Les autorités monétaires suisses se trouvent actuellement dans une situation différente de celle de leurs homologues de la zone euro et des États-Unis. La pression sur les prix s’atténue également dans la zone euro et en Amérique, mais une déflation accompagnée d’une baisse durable des prix n’est pas prévisible. En outre, les taux d’intérêt directeurs sont beaucoup plus élevés et les banquiers centraux disposent donc d’une plus grande marge de manœuvre pour réduire les taux d’intérêt. En outre, le franc suisse subit une forte pression à la hausse par rapport à l’euro et au dollar. Cela n’est pas seulement mauvais pour les exportateurs suisses et l’industrie du tourisme, dont les produits deviennent plus chers pour les clients étrangers, mais cela augmente également le risque de déflation, car les biens et services importés deviennent moins chers.
Il est peu probable que cette pression sur le franc s’atténue dans un avenir proche. La monnaie suisse est ce que l’on appelle une valeur refuge pour les investisseurs, où ils souhaitent placer leur argent – ou une partie de celui-ci – en période d’incertitude économique. Compte tenu de l’économie en difficulté dans la zone euro et de la guerre tarifaire et commerciale annoncée par le futur président américain, il est peu probable que l’intérêt pour le franc faiblisse.
Problèmes avec Trump à propos de la « manipulation des devises »
La BNS dispose de deux moyens efficaces pour freiner l’appréciation du franc et donc l’inflation. Baisse des taux d’intérêt et intervention sur le marché des changes, c’est-à-dire achat à grande échelle de devises étrangères comme l’euro et le dollar. Cependant, les deux médicaments ont des effets secondaires indésirables. Les achats de devises coûtent cher. Dans le passé, la BNS y dépensait parfois plusieurs centaines de milliards de francs (un franc coûte actuellement environ 1,08 euro) par an. Même si la BNS peut émettre elle-même sa propre monnaie, les fluctuations du marché des changes peuvent entraîner des pertes sur le bilan de la banque centrale. Cela pourrait à son tour créer des trous dans les budgets de la Confédération et des cantons suisses, qui reçoivent habituellement des distributions de l’excédent de la BNS. En outre, les interventions sur le marché des changes suscitent le mécontentement des partenaires commerciaux de la Suisse. Au cours de son dernier mandat, Trump a qualifié la Suisse de «manipulateur de devises» et a menacé d’imposer des droits de douane supplémentaires.
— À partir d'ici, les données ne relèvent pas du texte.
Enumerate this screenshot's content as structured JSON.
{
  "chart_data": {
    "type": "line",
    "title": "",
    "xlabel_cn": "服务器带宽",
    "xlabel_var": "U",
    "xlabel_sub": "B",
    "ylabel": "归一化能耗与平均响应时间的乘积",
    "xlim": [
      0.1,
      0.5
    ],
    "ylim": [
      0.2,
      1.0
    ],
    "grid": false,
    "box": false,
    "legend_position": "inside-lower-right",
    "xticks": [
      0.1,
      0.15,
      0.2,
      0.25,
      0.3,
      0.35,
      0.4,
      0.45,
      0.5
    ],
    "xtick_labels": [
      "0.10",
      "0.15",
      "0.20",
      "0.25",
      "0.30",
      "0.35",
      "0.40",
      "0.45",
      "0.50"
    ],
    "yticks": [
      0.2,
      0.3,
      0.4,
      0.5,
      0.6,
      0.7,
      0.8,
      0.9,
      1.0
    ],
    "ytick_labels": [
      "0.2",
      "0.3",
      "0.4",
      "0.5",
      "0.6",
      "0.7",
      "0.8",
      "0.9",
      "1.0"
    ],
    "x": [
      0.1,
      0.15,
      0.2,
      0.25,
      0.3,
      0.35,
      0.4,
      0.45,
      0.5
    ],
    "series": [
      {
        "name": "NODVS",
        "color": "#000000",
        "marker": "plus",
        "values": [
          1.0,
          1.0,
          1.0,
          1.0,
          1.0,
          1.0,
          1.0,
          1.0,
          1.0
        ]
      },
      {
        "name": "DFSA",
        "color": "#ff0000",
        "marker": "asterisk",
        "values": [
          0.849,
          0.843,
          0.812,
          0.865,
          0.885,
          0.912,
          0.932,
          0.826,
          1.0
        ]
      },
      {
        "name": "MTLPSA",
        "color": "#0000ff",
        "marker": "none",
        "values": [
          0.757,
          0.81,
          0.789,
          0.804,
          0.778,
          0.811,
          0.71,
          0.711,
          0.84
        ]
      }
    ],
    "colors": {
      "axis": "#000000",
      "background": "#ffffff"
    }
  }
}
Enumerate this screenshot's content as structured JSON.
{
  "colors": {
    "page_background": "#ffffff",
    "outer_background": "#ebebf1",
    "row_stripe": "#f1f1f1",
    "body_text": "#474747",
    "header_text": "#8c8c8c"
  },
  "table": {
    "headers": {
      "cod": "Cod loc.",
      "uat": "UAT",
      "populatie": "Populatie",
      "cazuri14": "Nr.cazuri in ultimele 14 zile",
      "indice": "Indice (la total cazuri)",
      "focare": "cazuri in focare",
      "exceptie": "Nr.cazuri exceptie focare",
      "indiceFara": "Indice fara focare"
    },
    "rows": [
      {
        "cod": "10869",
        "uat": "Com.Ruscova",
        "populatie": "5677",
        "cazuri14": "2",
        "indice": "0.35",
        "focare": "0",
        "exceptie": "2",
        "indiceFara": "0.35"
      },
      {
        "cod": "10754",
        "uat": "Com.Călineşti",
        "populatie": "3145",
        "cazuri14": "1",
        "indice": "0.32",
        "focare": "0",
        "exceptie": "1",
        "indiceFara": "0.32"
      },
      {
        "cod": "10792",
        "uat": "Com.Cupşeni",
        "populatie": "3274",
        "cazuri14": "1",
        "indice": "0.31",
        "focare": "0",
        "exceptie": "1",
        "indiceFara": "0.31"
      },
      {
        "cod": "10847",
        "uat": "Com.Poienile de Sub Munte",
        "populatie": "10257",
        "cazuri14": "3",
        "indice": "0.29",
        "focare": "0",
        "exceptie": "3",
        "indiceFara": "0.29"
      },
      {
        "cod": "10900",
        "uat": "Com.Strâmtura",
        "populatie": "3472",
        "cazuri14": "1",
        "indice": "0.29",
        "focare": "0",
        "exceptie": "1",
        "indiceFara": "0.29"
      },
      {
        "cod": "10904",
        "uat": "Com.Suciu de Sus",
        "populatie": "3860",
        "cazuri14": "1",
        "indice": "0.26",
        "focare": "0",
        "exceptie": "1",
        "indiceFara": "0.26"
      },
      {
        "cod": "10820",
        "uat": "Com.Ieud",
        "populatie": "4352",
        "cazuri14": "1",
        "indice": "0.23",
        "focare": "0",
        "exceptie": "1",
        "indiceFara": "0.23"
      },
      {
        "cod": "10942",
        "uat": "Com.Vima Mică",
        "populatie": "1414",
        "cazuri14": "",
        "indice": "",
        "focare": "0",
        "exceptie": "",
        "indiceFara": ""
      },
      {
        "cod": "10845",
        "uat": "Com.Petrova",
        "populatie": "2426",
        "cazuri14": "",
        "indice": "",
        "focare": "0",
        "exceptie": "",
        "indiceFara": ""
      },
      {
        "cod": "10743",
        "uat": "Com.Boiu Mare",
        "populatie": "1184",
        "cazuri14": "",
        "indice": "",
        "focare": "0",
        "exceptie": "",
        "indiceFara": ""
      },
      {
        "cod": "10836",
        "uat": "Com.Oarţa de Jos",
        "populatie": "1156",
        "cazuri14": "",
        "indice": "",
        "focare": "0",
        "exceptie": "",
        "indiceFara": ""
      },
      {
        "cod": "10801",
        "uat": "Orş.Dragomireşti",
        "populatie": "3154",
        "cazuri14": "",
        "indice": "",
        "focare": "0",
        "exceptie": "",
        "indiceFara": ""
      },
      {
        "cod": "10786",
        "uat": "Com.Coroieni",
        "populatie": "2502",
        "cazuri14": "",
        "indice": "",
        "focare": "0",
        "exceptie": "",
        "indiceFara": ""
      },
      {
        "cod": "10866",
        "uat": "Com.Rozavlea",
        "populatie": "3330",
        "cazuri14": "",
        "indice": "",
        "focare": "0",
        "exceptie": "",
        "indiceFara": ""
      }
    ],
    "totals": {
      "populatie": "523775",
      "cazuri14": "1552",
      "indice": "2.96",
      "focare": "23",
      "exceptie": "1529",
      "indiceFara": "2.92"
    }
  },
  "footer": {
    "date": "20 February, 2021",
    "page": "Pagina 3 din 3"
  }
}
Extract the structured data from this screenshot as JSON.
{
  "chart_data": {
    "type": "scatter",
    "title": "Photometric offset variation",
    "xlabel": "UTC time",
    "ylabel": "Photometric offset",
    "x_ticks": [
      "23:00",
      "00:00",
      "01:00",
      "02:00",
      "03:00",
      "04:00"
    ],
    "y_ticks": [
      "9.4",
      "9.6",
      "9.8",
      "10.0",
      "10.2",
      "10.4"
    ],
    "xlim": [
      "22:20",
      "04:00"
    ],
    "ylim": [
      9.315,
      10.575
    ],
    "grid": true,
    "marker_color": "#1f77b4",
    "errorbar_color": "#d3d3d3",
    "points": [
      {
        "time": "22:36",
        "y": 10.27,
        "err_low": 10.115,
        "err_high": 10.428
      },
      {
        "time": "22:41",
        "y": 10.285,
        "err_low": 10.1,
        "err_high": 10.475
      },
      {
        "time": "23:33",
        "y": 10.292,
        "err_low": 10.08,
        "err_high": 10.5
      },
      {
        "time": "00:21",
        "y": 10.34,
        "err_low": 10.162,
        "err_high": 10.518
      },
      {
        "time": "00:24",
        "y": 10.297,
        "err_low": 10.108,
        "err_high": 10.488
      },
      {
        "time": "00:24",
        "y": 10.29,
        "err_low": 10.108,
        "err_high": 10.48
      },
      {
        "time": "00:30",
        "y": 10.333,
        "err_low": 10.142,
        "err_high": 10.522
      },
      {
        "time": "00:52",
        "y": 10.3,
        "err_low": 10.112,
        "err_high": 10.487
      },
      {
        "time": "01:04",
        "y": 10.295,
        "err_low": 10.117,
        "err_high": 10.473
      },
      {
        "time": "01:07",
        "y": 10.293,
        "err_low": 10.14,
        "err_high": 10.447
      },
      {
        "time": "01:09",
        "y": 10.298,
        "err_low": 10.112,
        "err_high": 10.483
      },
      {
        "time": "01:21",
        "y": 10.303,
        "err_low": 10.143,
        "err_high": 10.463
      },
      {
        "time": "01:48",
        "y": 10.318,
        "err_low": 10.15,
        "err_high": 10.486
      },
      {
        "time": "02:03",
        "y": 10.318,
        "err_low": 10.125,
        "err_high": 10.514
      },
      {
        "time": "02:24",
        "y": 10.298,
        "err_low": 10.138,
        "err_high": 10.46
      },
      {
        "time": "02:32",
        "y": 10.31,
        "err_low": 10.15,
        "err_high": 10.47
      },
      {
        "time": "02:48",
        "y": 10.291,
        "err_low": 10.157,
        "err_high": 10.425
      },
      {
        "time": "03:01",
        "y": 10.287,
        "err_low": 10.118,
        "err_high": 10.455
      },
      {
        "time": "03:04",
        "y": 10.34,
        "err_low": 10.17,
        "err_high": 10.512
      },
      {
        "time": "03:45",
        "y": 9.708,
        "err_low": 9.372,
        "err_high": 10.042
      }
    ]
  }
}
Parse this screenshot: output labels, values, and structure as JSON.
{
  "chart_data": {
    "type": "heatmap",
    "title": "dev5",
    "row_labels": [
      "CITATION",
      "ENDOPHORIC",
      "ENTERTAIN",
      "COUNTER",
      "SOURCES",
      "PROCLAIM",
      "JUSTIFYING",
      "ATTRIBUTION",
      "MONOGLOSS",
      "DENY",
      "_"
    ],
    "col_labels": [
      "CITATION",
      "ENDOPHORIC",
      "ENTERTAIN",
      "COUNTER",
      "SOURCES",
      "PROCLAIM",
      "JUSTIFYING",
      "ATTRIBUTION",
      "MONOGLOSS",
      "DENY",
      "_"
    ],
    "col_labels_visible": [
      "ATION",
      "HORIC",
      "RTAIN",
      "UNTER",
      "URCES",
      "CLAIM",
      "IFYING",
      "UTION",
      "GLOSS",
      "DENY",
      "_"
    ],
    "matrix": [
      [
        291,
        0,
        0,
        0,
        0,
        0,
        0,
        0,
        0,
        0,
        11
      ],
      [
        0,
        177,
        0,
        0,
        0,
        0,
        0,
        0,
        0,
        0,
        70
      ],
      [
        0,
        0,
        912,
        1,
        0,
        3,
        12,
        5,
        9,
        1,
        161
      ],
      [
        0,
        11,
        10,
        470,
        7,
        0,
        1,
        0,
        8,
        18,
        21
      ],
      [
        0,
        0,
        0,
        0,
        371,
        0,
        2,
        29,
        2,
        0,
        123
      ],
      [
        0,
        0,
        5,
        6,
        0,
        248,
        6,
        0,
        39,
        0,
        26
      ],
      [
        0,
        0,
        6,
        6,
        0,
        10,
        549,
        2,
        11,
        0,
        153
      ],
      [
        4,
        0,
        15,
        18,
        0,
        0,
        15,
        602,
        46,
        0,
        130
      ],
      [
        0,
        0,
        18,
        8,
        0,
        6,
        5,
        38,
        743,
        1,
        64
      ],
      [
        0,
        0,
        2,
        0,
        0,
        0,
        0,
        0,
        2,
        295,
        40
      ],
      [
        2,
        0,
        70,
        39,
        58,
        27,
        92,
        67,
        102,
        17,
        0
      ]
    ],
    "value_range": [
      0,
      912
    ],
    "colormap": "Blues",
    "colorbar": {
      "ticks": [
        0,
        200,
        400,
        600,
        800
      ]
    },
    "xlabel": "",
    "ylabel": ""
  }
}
Les baisses des taux d’intérêt ont tendance à rendre les investissements en francs moins attractifs et exercent donc également une pression sur le taux de change. En 2015, la BNS a été l’une des premières banques à abaisser son taux directeur en dessous de zéro pour cent. Il faudra attendre 2022 pour qu’il revienne en territoire positif. Les banques, les assureurs et les fonds de pension en particulier gardent de mauvais souvenirs de l’époque des taux d’intérêt négatifs. Ils ne parvenaient pratiquement pas à générer de rendement et devaient parfois payer des intérêts de retard.
Dans les transactions financières, les contrats à terme sur taux d’intérêt et les swaps, grâce auxquels les investisseurs peuvent parier sur les taux de change ou se protéger contre ceux-ci, les taux d’intérêt négatifs sur le marché monétaire suisse seront à nouveau pris en compte à partir de la fin de l’année prochaine. La période de taux d’intérêt positifs pour les Suisses ne pouvait donc être qu’un court intermède.